Moreover, if an accused student is not found guilty, even under this very low standard of proof, his or her accuser may be afforded a right to appeal (under section 304) exposing the accused to double jeopardy. Of course, campus disciplinary proceedings are not formal criminal trials governed by the 5th and 6th Amendments. But you’d have to regard the protection against double jeopardy as a mere constitutional technicality to believe that schools should dispense with it. Or you’d have to assume that, as a general rule, fairness requires convictions and provides multiple opportunities to obtain them.
These low standards of proof, together with the appeals provisions, reflect the tendency of victim advocates, including Obama Administration officials, to err on the side of presuming guilt in sexual misconduct cases. Some have unabashed contempt for the rights of the accused: Boston attorney Wendy Murphy writes disdainfully of “lawyers for men accused of rape (who) injected themselves into college disciplinary proceedings demanding ‘due process’ and arguing that accused students have a constitutional liberty interest at stake.” The accused have no constitutional claim to due process, she writes approvingly, but “student victims of sexual assault” do, “because sexual assault is a form of gender discrimination.”
Perhaps. But if violence against women is a form of gender discrimination, so is the systematic denial of due process to “men accused of rape.” It is also a prescription for false convictions.
Consider the case of University of North Dakota student Caleb Warner, suspended for three years and banned from campus after being convicted of sexual assault under the “preponderance of evidence” standard favored by the administration and arguably required under VAWA. Reviewing the same evidence, FIRE reports, North Dakota law enforcement concluded that the accuser was lying and charged her with with filing a false report (issuing a warrant for her arrest), but the university exonerated Warner only after a spate of bad publicity, including this Wall Street Journal op ed.
Should a few troubling provisions in VAWA governing campus disciplinary proceedings doom the bill in its entirety? Maybe not (though the provisions should surely be amended). VAWA is a lengthy, complex bill providing federal resources for victims of violence and domestic abuse and for anti-violence initiatives.

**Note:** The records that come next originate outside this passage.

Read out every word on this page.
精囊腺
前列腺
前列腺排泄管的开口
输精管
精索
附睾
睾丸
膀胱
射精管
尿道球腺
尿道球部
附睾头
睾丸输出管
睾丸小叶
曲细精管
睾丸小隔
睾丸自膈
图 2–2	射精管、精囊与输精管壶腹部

I can and have argued for and against provisions of VAWA. (I was for the definition of sexual violence as a federal civil rights violation before I was against it.) In U.S. v Morrison, the Supreme Court struck down VAWA’s extension of federal civil rights remedies to victims of gender-motivated violence. It ruled that neither the 14th Amendment nor the Commerce Clause empowered Congress to assume federal jurisdiction over sexual violence claims — providing legal remedies to sexual violence should be the province of the states, and the federal government shouldn’t be able to exercise un-enumerated and virtually unlimited power. At the risk of betraying my sex, I had to agree. The defense in a war on women should not be a war on liberty.